純夙聽到他的聲音“嗯”了一聲站起身來,把木雕往袖子裡一塞打開房門,站在門外的玉無雙大包小包的拎了好幾個。
“你確定不是去逃難?”他這樣子看上去倒像是逃難的難民。
“夙兒你好壞,我這不是爲你着想嗎你還笑話我。”玉無雙不滿,注意到純夙兩手空空驚訝道:“你什麼都不拿嗎?”
“走吧!”純夙看了他一眼率先往前走去。
玉無雙嘴一嘟大叫一聲:“夙兒等等我。”之後追了上去。
有了玉無雙這個拖膈腿的純夙這一路上走的很慢,很想運起輕武走快點但身邊玉無雙累得氣喘吁吁的可憐樣讓她停下了衝動。
她爲什麼會答應帶着玉無雙上路啊?純夙感覺她做了一個錯誤的決定。
“啊……嗚……”一聲狼嚎遠遠地傳來,玉無雙撲到純夙懷裡驚叫:“是狼是狼,夙兒我好怕。”兩隻手緊緊的抱着純夙的腰,小臉嚇的慘白一片,雙眼滴溜溜的轉着,盯着聲音傳來的方向一臉戒備,身子好似還在瑟瑟發抖。
純夙嫌棄的一把推開巴在身上的人,一個大男人能不能別這麼娘們似的見什麼都怕,真是受不了啊!
“媽呀……”
剛一推開玉無雙,純夙便聽一聲驚天動地的“媽呀”後被某個厚臉皮的人撲倒在地,差點被壓成肉餅。
“夙兒,是狼哎你是保護我。”玉無雙厚顏無恥得要求純夙一定要保護他。
被壓在低下無語問蒼天的純夙已經不知道該說什麼了,乾脆也不起身了任由玉無雙抱着,反正背下面壓得是他的雙臂她怕什麼。
玉無雙眯着眼深深的看着被壓在身下的純夙,一直柔弱害怕的眼神中出現了一瞬間的幽黑。
此時正值黃昏,緋紅的晚霞透過頭頂的樹枝撒向大地,照在疊在一起的二個人身上也照在純夙潔白的臉頰上,七彩的光芒在她臉上明滅閃動着神秘的光。

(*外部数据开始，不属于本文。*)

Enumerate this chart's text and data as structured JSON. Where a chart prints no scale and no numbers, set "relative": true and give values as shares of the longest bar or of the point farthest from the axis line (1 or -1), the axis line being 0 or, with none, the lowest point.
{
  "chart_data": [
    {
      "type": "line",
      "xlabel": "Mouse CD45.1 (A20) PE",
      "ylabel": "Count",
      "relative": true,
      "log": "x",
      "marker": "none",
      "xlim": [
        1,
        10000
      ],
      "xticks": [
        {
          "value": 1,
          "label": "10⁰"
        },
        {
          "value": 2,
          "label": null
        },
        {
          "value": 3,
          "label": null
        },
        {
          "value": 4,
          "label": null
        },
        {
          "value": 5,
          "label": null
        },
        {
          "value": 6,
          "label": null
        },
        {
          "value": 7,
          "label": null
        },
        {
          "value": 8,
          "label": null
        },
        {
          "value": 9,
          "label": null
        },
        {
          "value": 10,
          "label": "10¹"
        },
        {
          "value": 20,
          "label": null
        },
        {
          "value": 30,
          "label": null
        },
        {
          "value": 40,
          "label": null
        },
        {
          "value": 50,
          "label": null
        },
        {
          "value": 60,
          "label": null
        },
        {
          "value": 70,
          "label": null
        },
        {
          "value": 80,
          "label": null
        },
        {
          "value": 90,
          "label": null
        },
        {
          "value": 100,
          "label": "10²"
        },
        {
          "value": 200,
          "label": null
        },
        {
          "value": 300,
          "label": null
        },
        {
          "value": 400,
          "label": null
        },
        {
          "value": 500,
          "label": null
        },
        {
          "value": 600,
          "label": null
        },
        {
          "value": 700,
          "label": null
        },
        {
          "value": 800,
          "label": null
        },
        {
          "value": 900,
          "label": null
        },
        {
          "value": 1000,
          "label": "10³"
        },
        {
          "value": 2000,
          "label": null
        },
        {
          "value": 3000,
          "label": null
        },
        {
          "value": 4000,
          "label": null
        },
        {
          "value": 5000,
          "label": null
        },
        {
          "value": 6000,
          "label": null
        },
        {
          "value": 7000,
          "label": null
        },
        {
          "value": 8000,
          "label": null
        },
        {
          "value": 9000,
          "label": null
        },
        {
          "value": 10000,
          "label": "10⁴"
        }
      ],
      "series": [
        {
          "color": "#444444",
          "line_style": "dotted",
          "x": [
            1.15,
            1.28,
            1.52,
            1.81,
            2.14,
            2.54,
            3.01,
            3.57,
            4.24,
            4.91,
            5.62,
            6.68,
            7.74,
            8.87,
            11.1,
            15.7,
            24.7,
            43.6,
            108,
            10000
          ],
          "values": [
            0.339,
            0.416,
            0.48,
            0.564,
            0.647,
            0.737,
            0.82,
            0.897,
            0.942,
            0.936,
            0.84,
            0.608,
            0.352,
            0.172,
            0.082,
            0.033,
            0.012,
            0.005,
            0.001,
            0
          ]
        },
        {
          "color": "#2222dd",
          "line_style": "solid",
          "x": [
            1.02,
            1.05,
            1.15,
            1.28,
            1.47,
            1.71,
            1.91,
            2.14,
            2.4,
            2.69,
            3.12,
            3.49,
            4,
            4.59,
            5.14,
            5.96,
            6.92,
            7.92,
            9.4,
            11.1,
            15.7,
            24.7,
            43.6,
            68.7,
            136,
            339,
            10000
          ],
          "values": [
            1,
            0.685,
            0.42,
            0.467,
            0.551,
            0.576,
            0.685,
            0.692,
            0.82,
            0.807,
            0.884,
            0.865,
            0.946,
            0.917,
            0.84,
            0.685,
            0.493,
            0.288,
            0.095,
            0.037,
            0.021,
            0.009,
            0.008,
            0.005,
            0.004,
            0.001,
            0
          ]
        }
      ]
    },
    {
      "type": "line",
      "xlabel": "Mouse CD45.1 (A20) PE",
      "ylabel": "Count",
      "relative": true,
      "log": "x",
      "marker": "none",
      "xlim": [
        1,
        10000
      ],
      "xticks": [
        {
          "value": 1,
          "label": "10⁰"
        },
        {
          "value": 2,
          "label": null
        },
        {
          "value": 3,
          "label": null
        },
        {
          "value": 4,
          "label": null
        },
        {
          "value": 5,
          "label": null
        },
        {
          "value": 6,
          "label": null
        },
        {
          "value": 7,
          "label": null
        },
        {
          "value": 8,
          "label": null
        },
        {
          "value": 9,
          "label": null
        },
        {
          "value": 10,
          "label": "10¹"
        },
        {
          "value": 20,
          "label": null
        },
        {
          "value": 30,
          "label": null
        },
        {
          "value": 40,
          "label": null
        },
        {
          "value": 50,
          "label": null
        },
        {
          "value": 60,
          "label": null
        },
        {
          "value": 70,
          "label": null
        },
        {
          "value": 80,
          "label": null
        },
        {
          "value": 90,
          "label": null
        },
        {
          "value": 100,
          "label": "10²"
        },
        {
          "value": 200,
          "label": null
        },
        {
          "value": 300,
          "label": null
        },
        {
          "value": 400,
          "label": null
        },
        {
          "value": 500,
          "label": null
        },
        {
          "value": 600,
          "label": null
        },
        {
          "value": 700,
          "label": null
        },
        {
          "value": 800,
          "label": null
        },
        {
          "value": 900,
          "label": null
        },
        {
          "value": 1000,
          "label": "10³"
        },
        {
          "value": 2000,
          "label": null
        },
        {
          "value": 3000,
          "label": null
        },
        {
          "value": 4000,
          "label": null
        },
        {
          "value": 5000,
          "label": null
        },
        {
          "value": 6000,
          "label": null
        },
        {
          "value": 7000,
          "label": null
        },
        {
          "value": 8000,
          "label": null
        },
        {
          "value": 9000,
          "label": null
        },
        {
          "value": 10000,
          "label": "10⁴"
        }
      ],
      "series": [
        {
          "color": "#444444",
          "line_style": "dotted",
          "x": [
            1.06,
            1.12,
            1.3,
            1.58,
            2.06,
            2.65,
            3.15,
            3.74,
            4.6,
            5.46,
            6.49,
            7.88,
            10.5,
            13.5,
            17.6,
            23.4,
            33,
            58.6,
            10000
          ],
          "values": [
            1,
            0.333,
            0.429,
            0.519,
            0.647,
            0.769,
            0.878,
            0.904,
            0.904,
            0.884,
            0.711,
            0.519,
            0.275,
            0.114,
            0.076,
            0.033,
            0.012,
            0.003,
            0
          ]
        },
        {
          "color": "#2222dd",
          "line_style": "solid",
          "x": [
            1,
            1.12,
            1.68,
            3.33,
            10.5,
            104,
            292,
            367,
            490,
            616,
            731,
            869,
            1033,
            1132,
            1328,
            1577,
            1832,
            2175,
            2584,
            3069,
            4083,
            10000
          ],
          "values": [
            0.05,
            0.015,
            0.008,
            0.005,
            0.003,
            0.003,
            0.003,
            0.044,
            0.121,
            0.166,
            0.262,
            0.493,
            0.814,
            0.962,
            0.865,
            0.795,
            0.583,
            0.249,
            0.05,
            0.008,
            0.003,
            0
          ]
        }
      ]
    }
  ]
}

純夙看着頭頂的景色輕輕地笑了,玉無雙覺得目眩神離,她的笑比身後的晚霞還要燦爛奪目,同微風一起吹進了心底又是一陣漣漪。
“啊……嗚……”狼嚎之聲越來越近了,那隻狼已經走距離他們不完了。
頭頂的彩霞很快隱沒,純夙重重的吸了一口氣,身上怎麼這麼重?
視線從天際收回與玉無雙的雙眸對了個正着,眼底一絲來不急收回的流光成功進入純夙眼底。
那種感覺又來了,狐疑的看着玉無雙已經恢復如初的神色,一點都找不到剛纔那一瞬間的感覺。
難道是她錯了嗎?
“啊……嗚……”爬在純夙身上的玉無雙身體抖的更厲害了,聲音打着顫抖道:“夙兒,狼,狼開了。”玉無雙完美的表情配合上抖成篩子的身體都在說明他此時非常害怕。
純夙閉了一下眼:“起來。”
玉無雙沒有反應過來:“什麼?”嘴裡說着不明所以的話,整個身子又重純夙的方向壓了壓,然後便一臉饜足的眯起眼傻笑。
“你想壓死我?”純夙的語氣十分不好,在不起來就別怪她不客氣了。
經純夙這麼一提醒玉無雙似是終於知道純夙剛纔說的話是什麼意思了,壓在純現背下的雙手不捨得抓了抓土地,掙扎着想要把手從純夙背後拉出來。
這樣的動作導致他的身體與純夙的身體開始磨蹭起來,純夙的臉一黑暗提一口真氣,玉無雙完美的被壓到了地上。
玉無雙“啊”的驚叫,只覺一陣天旋地轉便與純夙的位置調換了,他被壓在了下面雙手還緊緊有抱着純夙,兩人的體位從剛纔男上女下變成了女上男下。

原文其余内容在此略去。